As a student, Evans was active in Students' Council and served in several class officer positions, trading off the top spot—president—with his classmate, the late John C. Whitehead ’43, during junior and senior years. Tall with dark hair, he was often pictured next to the fair-haired and shorter Whitehead. He was a permanent vice president for the class. He also was involved with the Customs Committee.
In the 1943 yearbook, his comments include “crafty Quake, never came out second best in a bargain,” “a treasury of Gilbert and Sullivan” and “that voice.”
Over his life, he was deeply involved with both of his alma maters, Germantown Friends School and Haverford College, where he first became a board member in 1968. He would go on to serve as president of the Corporation from 1979 to 1988, vice president from 1972 to 1979, and would later become an emeritus member of Haverford’s Board of Managers.
Evans was active in Germantown Friends Meeting, and on the Germantown Friends School Committee
Evans was a lifelong avid sailor, from Haversham, RI and Mount Desert Island, ME piloting Herreshoff Cat Boats as a boy to mid-life adventures on Barnegat Bay, NJ in a sailfish, a Hobie Cat and two modern gaff-rig craft.
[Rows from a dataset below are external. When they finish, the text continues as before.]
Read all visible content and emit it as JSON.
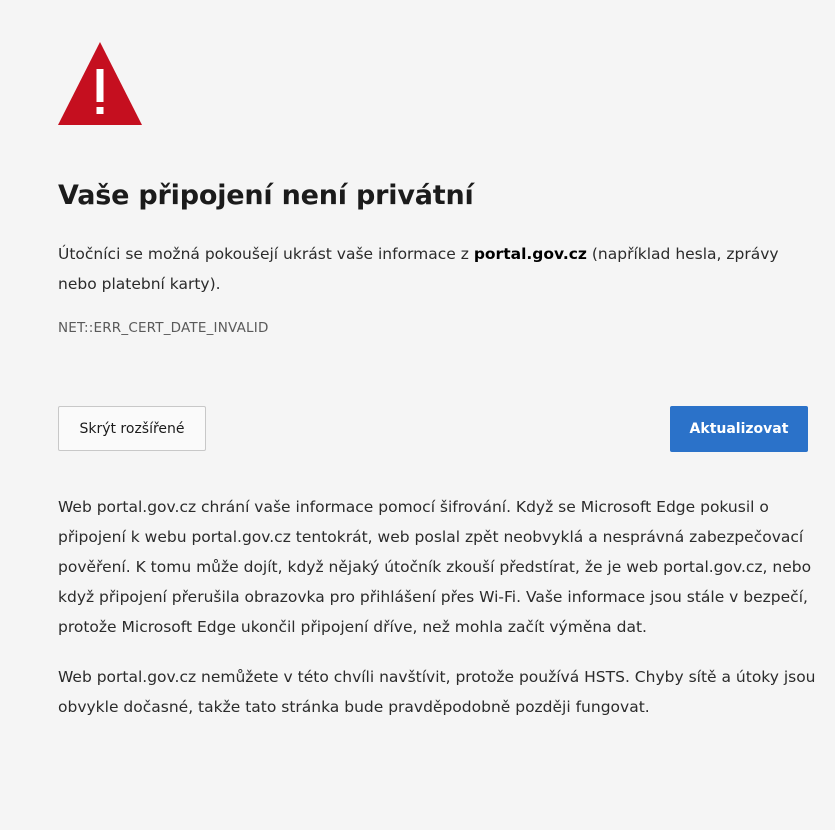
{
  "colors": {
    "background": "#f5f5f5",
    "warning_red": "#c50f1f",
    "primary_button": "#2b72c9"
  },
  "icon": "warning-triangle-icon",
  "title": "Vaše připojení není privátní",
  "intro": {
    "before": "Útočníci se možná pokoušejí ukrást vaše informace z ",
    "host": "portal.gov.cz",
    "after": " (například hesla, zprávy nebo platební karty)."
  },
  "error_code": "NET::ERR_CERT_DATE_INVALID",
  "buttons": {
    "hide_advanced": "Skrýt rozšířené",
    "reload": "Aktualizovat"
  },
  "details": {
    "paragraph1": "Web portal.gov.cz chrání vaše informace pomocí šifrování. Když se Microsoft Edge pokusil o připojení k webu portal.gov.cz tentokrát, web poslal zpět neobvyklá a nesprávná zabezpečovací pověření. K tomu může dojít, když nějaký útočník zkouší předstírat, že je web portal.gov.cz, nebo když připojení přerušila obrazovka pro přihlášení přes Wi-Fi. Vaše informace jsou stále v bezpečí, protože Microsoft Edge ukončil připojení dříve, než mohla začít výměna dat.",
    "paragraph2": "Web portal.gov.cz nemůžete v této chvíli navštívit, protože používá HSTS. Chyby sítě a útoky jsou obvykle dočasné, takže tato stránka bude pravděpodobně později fungovat."
  }
}
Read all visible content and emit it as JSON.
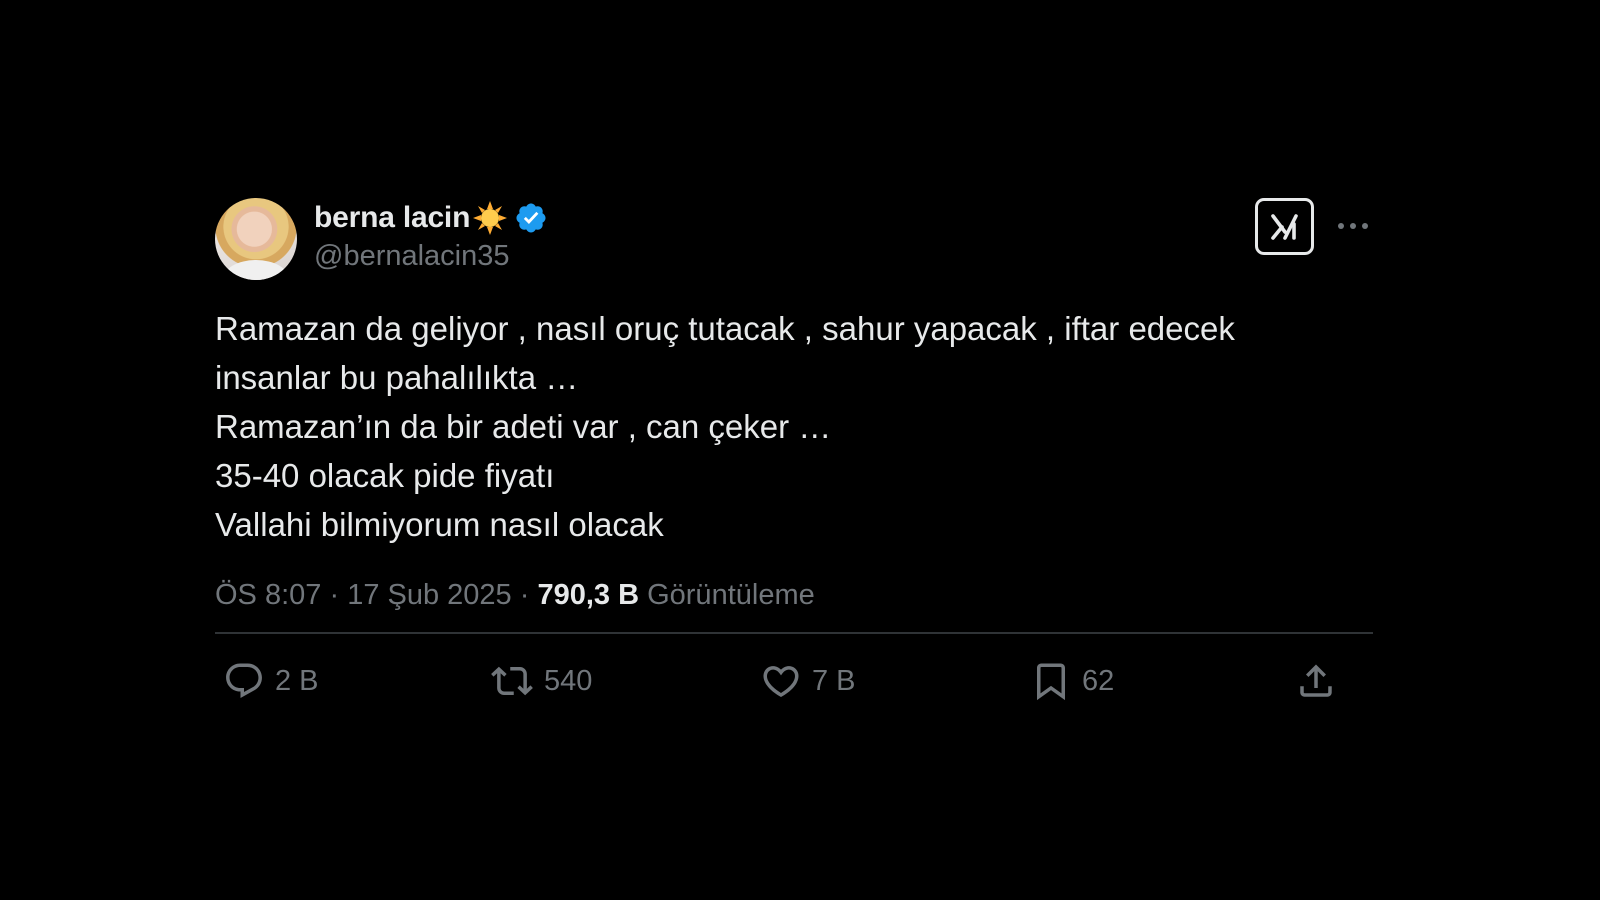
{
  "tweet": {
    "author": {
      "display_name": "berna lacin",
      "emoji": "sun-emoji",
      "verified": true,
      "handle": "@bernalacin35"
    },
    "header_buttons": [
      "grok-icon",
      "more-icon"
    ],
    "lines": [
      "Ramazan da geliyor , nasıl oruç tutacak , sahur yapacak , iftar edecek",
      "insanlar bu pahalılıkta …",
      "Ramazan’ın da bir adeti var , can çeker …",
      "35-40 olacak pide fiyatı",
      "Vallahi bilmiyorum nasıl olacak"
    ],
    "meta": {
      "time": "ÖS 8:07",
      "date": "17 Şub 2025",
      "sep": " · ",
      "views_count": "790,3 B",
      "views_label": "Görüntüleme"
    },
    "actions": {
      "replies": "2 B",
      "reposts": "540",
      "likes": "7 B",
      "bookmarks": "62"
    }
  },
  "colors": {
    "background": "#000000",
    "text": "#e7e9ea",
    "secondary": "#71767b",
    "verified": "#1d9bf0",
    "divider": "#2f3336"
  }
}
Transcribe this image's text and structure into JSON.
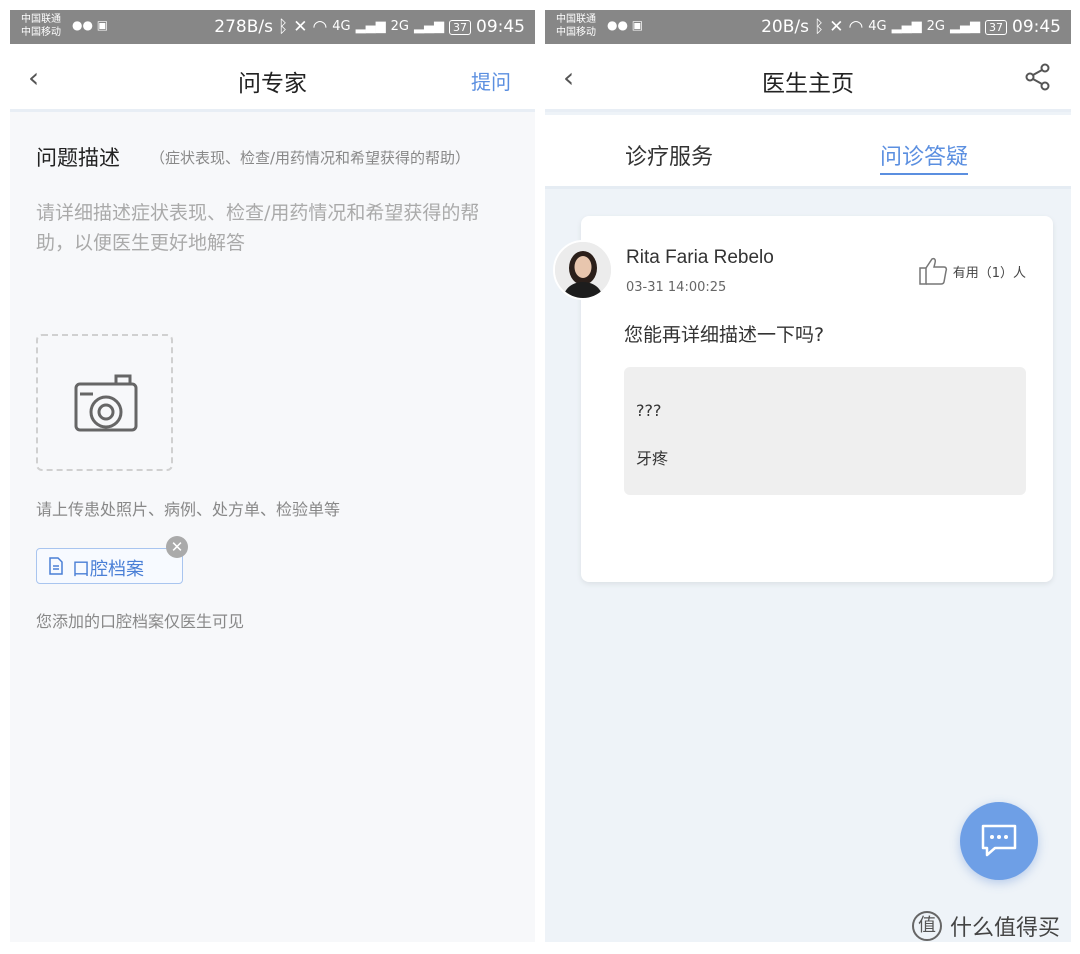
{
  "left": {
    "status": {
      "carrier1": "中国联通",
      "carrier2": "中国移动",
      "speed": "278B/s",
      "net1": "4G",
      "net2": "2G",
      "battery": "37",
      "time": "09:45"
    },
    "nav": {
      "back": "‹",
      "title": "问专家",
      "action": "提问"
    },
    "question": {
      "title": "问题描述",
      "hint": "（症状表现、检查/用药情况和希望获得的帮助）",
      "placeholder": "请详细描述症状表现、检查/用药情况和希望获得的帮助，以便医生更好地解答"
    },
    "upload_hint": "请上传患处照片、病例、处方单、检验单等",
    "record_label": "口腔档案",
    "record_note": "您添加的口腔档案仅医生可见"
  },
  "right": {
    "status": {
      "carrier1": "中国联通",
      "carrier2": "中国移动",
      "speed": "20B/s",
      "net1": "4G",
      "net2": "2G",
      "battery": "37",
      "time": "09:45"
    },
    "nav": {
      "back": "‹",
      "title": "医生主页"
    },
    "tabs": [
      "诊疗服务",
      "问诊答疑"
    ],
    "card": {
      "name": "Rita Faria Rebelo",
      "time": "03-31 14:00:25",
      "helpful": "有用（1）人",
      "question": "您能再详细描述一下吗?",
      "answers": [
        "???",
        "牙疼"
      ]
    }
  },
  "watermark": "什么值得买",
  "colors": {
    "accent": "#5b8fe0",
    "fab": "#6e9fe6",
    "statusbar": "#878787"
  },
  "icons": [
    "back-icon",
    "camera-icon",
    "document-icon",
    "close-icon",
    "share-icon",
    "thumbs-up-icon",
    "chat-icon",
    "wifi-icon",
    "bluetooth-icon",
    "mute-icon"
  ]
}
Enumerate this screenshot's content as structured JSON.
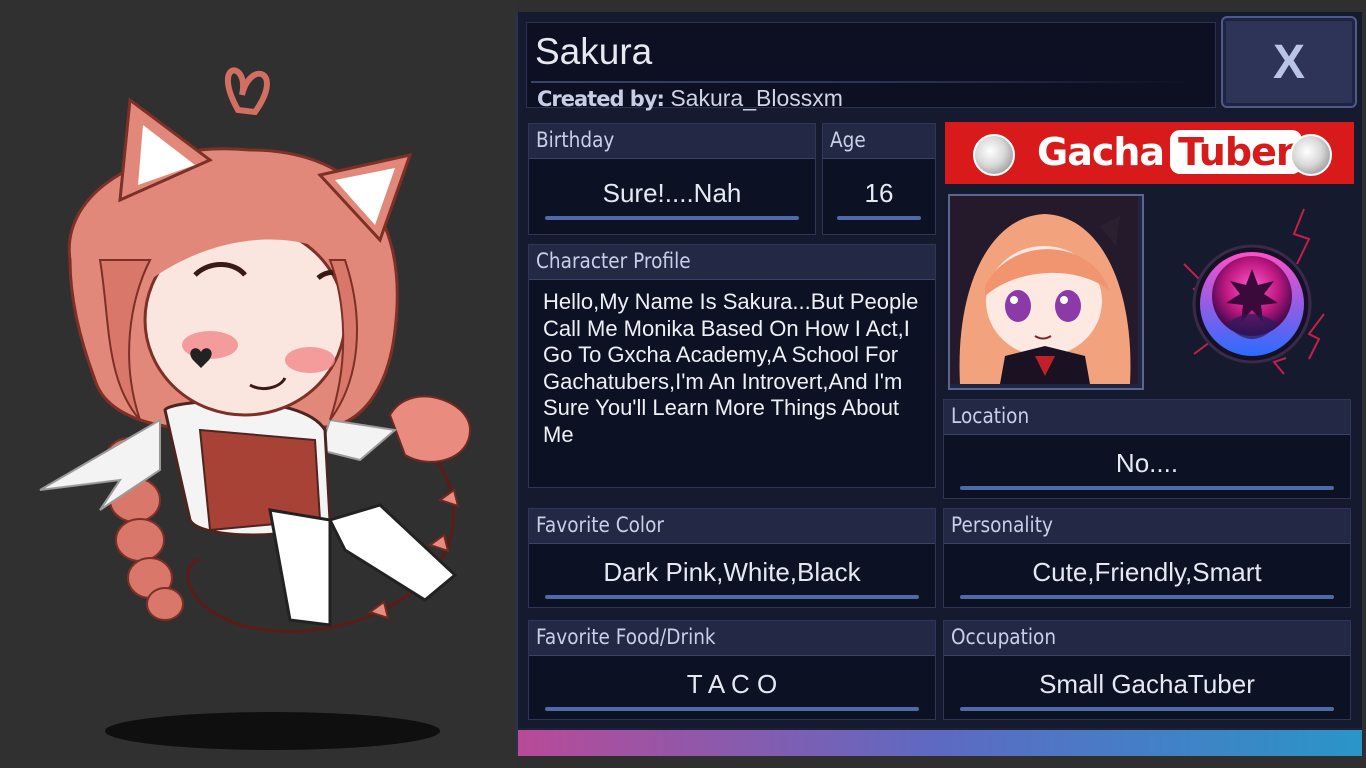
{
  "character": {
    "name": "Sakura",
    "created_by_label": "Created by:",
    "creator": "Sakura_Blossxm"
  },
  "close_button": {
    "label": "X"
  },
  "fields": {
    "birthday": {
      "label": "Birthday",
      "value": "Sure!....Nah"
    },
    "age": {
      "label": "Age",
      "value": "16"
    },
    "profile": {
      "label": "Character Profile",
      "text": "Hello,My Name Is Sakura...But People Call Me Monika Based On How I Act,I Go To Gxcha Academy,A School For Gachatubers,I'm An Introvert,And I'm Sure You'll Learn More Things About Me"
    },
    "location": {
      "label": "Location",
      "value": "No...."
    },
    "favorite_color": {
      "label": "Favorite Color",
      "value": "Dark Pink,White,Black"
    },
    "personality": {
      "label": "Personality",
      "value": "Cute,Friendly,Smart"
    },
    "favorite_food": {
      "label": "Favorite Food/Drink",
      "value": "T A C O"
    },
    "occupation": {
      "label": "Occupation",
      "value": "Small GachaTuber"
    }
  },
  "banner": {
    "part1": "Gacha",
    "part2": "Tuber"
  },
  "icons": {
    "portrait": "character-portrait-icon",
    "badge": "dark-magic-orb-icon",
    "close": "close-icon"
  },
  "colors": {
    "panel_bg": "#161a2e",
    "field_header": "#232944",
    "accent_line": "#4e6aa8",
    "banner_red": "#d91a1a"
  }
}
His love of sailing influenced his collection of art, and amplified his interest in merchant Thomas Pym Cope’s packet ships.
He enjoyed the game of golf, and was a member of The Philadelphia Cricket Club and The Divotees. He served as a president of the latter club, that was established in 1921 as one of several Quaker-based golf societies in the Delaware Valley.
Evans also was involved with various community groups. He served on the board of the Wissahickon Valley Watershed Association and worked to preserve woodlands and fields along the Wissahickon Creek and restore the Trubauer Mill. After serving for nine years as a board member of Foulkeways at Gwynedd, the first continuing-care retirement community started by Quakers, Evans helped to found Friends Life Care, a nonprofit that helps the elderly age in place at home.
He is survived by 5 children and their spouses, 19 grandchildren, and 16 great-grandchildren.